Michael “Mississippi” Smith is a resident of New Brunswick, New Jersey. He faces daily difficulties paying rent and covering the cost of living expenses. Michael grew up in a small town in Mississippi before moving to New Jersey in the 1990's where he inherited the nickname “Mississippi” from co-workers.

This profile is part of the series, “The New Jersey 37,” which focuses on residents making up the 37 percent of households in state that cannot afford basic needs such as health care, housing, food, child care, and transportation.

Louis Harned: Where do you currently work? How many days a week are you there?

Michael Smith: I’m working anywhere from four to five days a week at a hot dog joint in Mercer County, called Tower Dogs. I’ve been there for a little over a year and enjoy the job I guess.

LH: How do you get to your job?

MS: I rely on my girl most of the time to get me there and back. I haven’t driven a car in nearly 15 years. She gets that I need this job and she helps me out a lot. She’s got a job of her own for the county and can’t always take me in or pick me up because my hours can be off-balanced with hers. So sometimes I have to rely on public transportation which is not fun, because I have to leave almost two hours before my shift to catch a train, then a bus, and then walk another 10 minutes. Most of the time I’m just getting in before my shift starts, but they know my situation. They work with me.

LH: You said your girlfriend knows you “need” this job. Why do you need this job?

MS: I got bills to pay, son. I got rent. I got a girl. I got to eat. I need a job to live. I can’t just sit inside all day, like I should be. I got to be on my feet working, so I can live. Not live comfortably, but at least live with some things to my name.

LH: Were you ever homeless?

MS: Yeah, I was homeless I don’t have anything to hide. I’m not ashamed of it.

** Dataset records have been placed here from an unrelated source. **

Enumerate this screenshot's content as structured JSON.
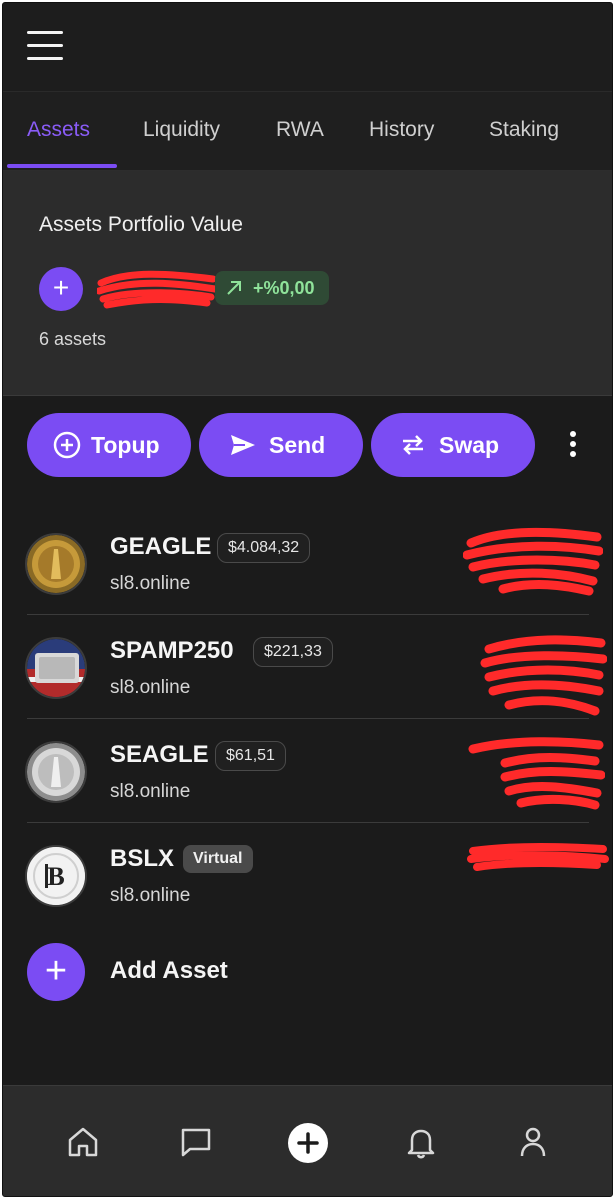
{
  "colors": {
    "accent": "#7b4cf3",
    "background": "#1b1b1b",
    "card": "#2c2c2c",
    "positive": "#8fe39a"
  },
  "header": {
    "menu_icon": "hamburger-menu-icon"
  },
  "tabs": [
    {
      "label": "Assets",
      "active": true
    },
    {
      "label": "Liquidity",
      "active": false
    },
    {
      "label": "RWA",
      "active": false
    },
    {
      "label": "History",
      "active": false
    },
    {
      "label": "Staking",
      "active": false
    }
  ],
  "portfolio": {
    "title": "Assets Portfolio Value",
    "change": "+%0,00",
    "count_label": "6 assets"
  },
  "actions": {
    "topup": "Topup",
    "send": "Send",
    "swap": "Swap",
    "more_icon": "more-vertical-icon"
  },
  "assets": [
    {
      "name": "GEAGLE",
      "price": "$4.084,32",
      "domain": "sl8.online"
    },
    {
      "name": "SPAMP250",
      "price": "$221,33",
      "domain": "sl8.online"
    },
    {
      "name": "SEAGLE",
      "price": "$61,51",
      "domain": "sl8.online"
    },
    {
      "name": "BSLX",
      "badge": "Virtual",
      "domain": "sl8.online"
    }
  ],
  "add_asset": {
    "label": "Add Asset"
  },
  "bottom_nav": {
    "items": [
      "home-icon",
      "chat-icon",
      "add-circle-icon",
      "bell-icon",
      "profile-icon"
    ]
  }
}
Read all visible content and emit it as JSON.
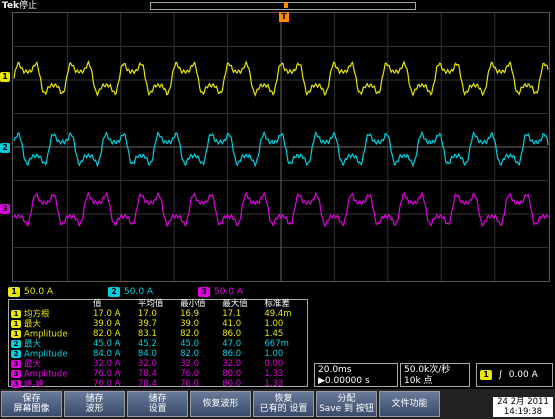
{
  "topbar": {
    "brand": "Tek",
    "status": "停止"
  },
  "channels": [
    {
      "id": "1",
      "color": "#e8e800",
      "scale": "50.0 A"
    },
    {
      "id": "2",
      "color": "#00d0e0",
      "scale": "50.0 A"
    },
    {
      "id": "3",
      "color": "#e000e0",
      "scale": "50.0 A"
    }
  ],
  "trigger_marker": "T",
  "measurements": {
    "headers": [
      "",
      "值",
      "平均值",
      "最小值",
      "最大值",
      "标准差"
    ],
    "rows": [
      {
        "ch": "1",
        "name": "均方根",
        "value": "17.0 A",
        "mean": "17.0",
        "min": "16.9",
        "max": "17.1",
        "std": "49.4m"
      },
      {
        "ch": "1",
        "name": "最大",
        "value": "39.0 A",
        "mean": "39.7",
        "min": "39.0",
        "max": "41.0",
        "std": "1.00"
      },
      {
        "ch": "1",
        "name": "Amplitude",
        "value": "82.0 A",
        "mean": "83.1",
        "min": "82.0",
        "max": "86.0",
        "std": "1.45"
      },
      {
        "ch": "2",
        "name": "最大",
        "value": "45.0 A",
        "mean": "45.2",
        "min": "45.0",
        "max": "47.0",
        "std": "667m"
      },
      {
        "ch": "2",
        "name": "Amplitude",
        "value": "84.0 A",
        "mean": "84.0",
        "min": "82.0",
        "max": "86.0",
        "std": "1.00"
      },
      {
        "ch": "3",
        "name": "最大",
        "value": "32.0 A",
        "mean": "32.0",
        "min": "32.0",
        "max": "32.0",
        "std": "0.00"
      },
      {
        "ch": "3",
        "name": "Amplitude",
        "value": "76.0 A",
        "mean": "78.4",
        "min": "76.0",
        "max": "80.0",
        "std": "1.33"
      },
      {
        "ch": "3",
        "name": "峰-峰",
        "value": "76.0 A",
        "mean": "78.4",
        "min": "76.0",
        "max": "80.0",
        "std": "1.33"
      }
    ]
  },
  "timebase": {
    "scale": "20.0ms",
    "delay": "▶0.00000 s"
  },
  "acquisition": {
    "rate": "50.0k次/秒",
    "points": "10k 点"
  },
  "trigger": {
    "source": "1",
    "slope": "∫",
    "level": "0.00 A"
  },
  "softkeys": [
    {
      "line1": "保存",
      "line2": "屏幕图像"
    },
    {
      "line1": "储存",
      "line2": "波形"
    },
    {
      "line1": "储存",
      "line2": "设置"
    },
    {
      "line1": "恢复波形",
      "line2": ""
    },
    {
      "line1": "恢复",
      "line2": "已有的 设置"
    },
    {
      "line1": "分配",
      "line2": "Save 到 按钮"
    },
    {
      "line1": "文件功能",
      "line2": ""
    }
  ],
  "datetime": {
    "date": "24 2月 2011",
    "time": "14:19:38"
  }
}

LH: Can you talk a little more about that? How long were you homeless?

MS: I was homeless for six months but was staying at Catholic Charities. They took me in and gave me somewhere to stay. It was hard, accepting that I had nothing and needed other people’s help. But it was either swallow my pride and except help, or freeze my butt off in the cold. Guess which one I picked?

LH: Where are you currently living? How much do you spend on rent?

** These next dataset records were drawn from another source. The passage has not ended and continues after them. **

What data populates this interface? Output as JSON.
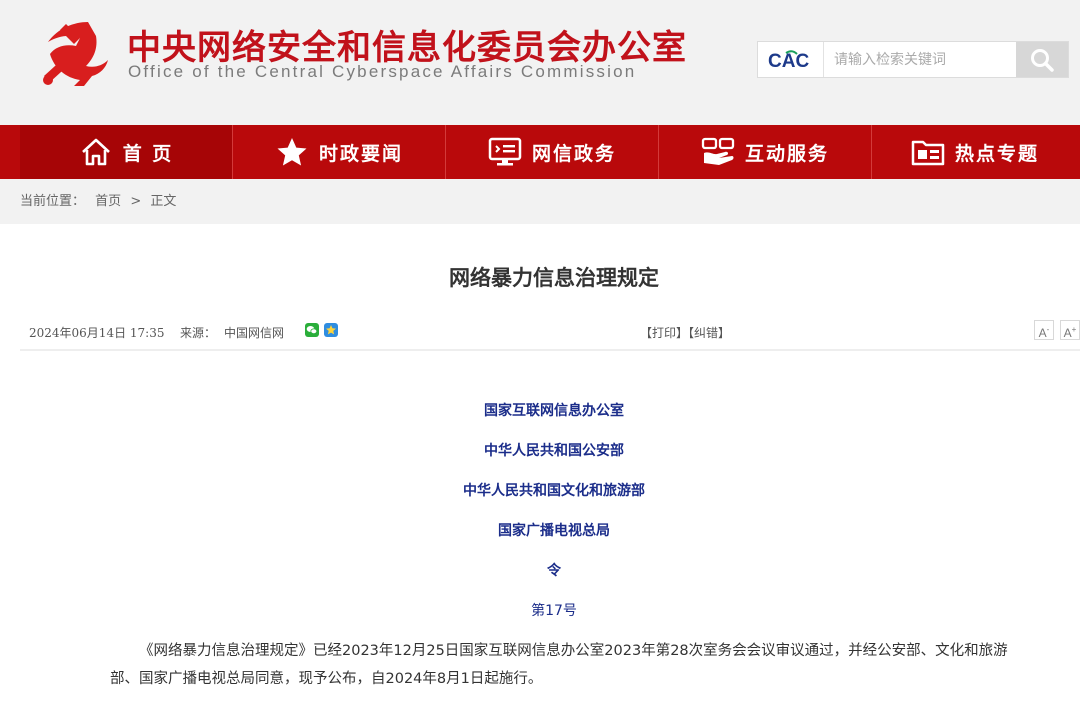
{
  "header": {
    "site_title": "中央网络安全和信息化委员会办公室",
    "site_subtitle": "Office of the Central Cyberspace Affairs Commission",
    "search_logo_text": "CAC",
    "search_placeholder": "请输入检索关键词"
  },
  "nav": {
    "items": [
      {
        "label": "首 页",
        "icon": "home-icon"
      },
      {
        "label": "时政要闻",
        "icon": "star-icon"
      },
      {
        "label": "网信政务",
        "icon": "monitor-icon"
      },
      {
        "label": "互动服务",
        "icon": "handshake-icon"
      },
      {
        "label": "热点专题",
        "icon": "folder-icon"
      }
    ]
  },
  "breadcrumb": {
    "prefix": "当前位置：",
    "home": "首页",
    "separator": ">",
    "current": "正文"
  },
  "article": {
    "title": "网络暴力信息治理规定",
    "date": "2024年06月14日 17:35",
    "source_label": "来源：",
    "source": "中国网信网",
    "print_label": "【打印】",
    "correct_label": "【纠错】",
    "font_smaller": "A",
    "font_larger": "A",
    "issuers": [
      "国家互联网信息办公室",
      "中华人民共和国公安部",
      "中华人民共和国文化和旅游部",
      "国家广播电视总局"
    ],
    "order_label": "令",
    "order_number": "第17号",
    "paragraph": "《网络暴力信息治理规定》已经2023年12月25日国家互联网信息办公室2023年第28次室务会会议审议通过，并经公安部、文化和旅游部、国家广播电视总局同意，现予公布，自2024年8月1日起施行。"
  },
  "colors": {
    "brand_red": "#c1121b",
    "nav_red": "#b9090b",
    "issuer_blue": "#1b2d8a"
  }
}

MS: I’m living in a little place on Suydam Street near the Flower Corner. It’s not much, but I got a roof over my head. I’ve had less before, believe me. Tower Dogs pays me enough to cover rent and take my lady out once in a little while. She deserves it. She does a lot for me. She’s a good girl and deserves to be appreciated.

LH: Can you talk about a little more about your cost of living? How much does rent eat up monthly?

MS: Most of it. I have to be careful with my money because money is tight for me. If I need new clothes, and at the same time I need light bulbs for the house or food or anything, I have to compromise and hold out. I’ll be like “Okay I have this much money to spend before I’m in trouble.” So what I do is, if I need that new shirt, I buy it but everything else gets put on hold, until I have some more money. When I got some more then I’ll get that light bulb fixed and maybe get another shirt or pants or something. I live on patience. If I need something, I wait until I really need it to go ahead and get it. You adapt pretty quick when you have no other choice.

LH: What about food? What do you do for it?

MS: Depends. Sometimes I buy some food at the food store. Sometimes my girl feeds me, and sometimes I come down to Elijah’s Promise and see what they got cooking up. They always feed me, so if I’m hungry I know I can come here and get something to eat.

LH: Do you see yourself as a surviving or thriving?

MS: Son, I’ve been through it all. I’ve been to jail. I’ve been homeless. I’ve got medical conditions that I can’t even pronounce, but you know what? I’m still here, aren’t I? I’ve never felt sorry for myself. I’ve fought back and kept my feet on-moving. It’s not easy; I’m not pretending it is, but I believe I’ve got God on my side and a girl that loves me and a place to sleep at night. Ten years ago I didn’t have any of that. Yeah, I’m doing alright I know that.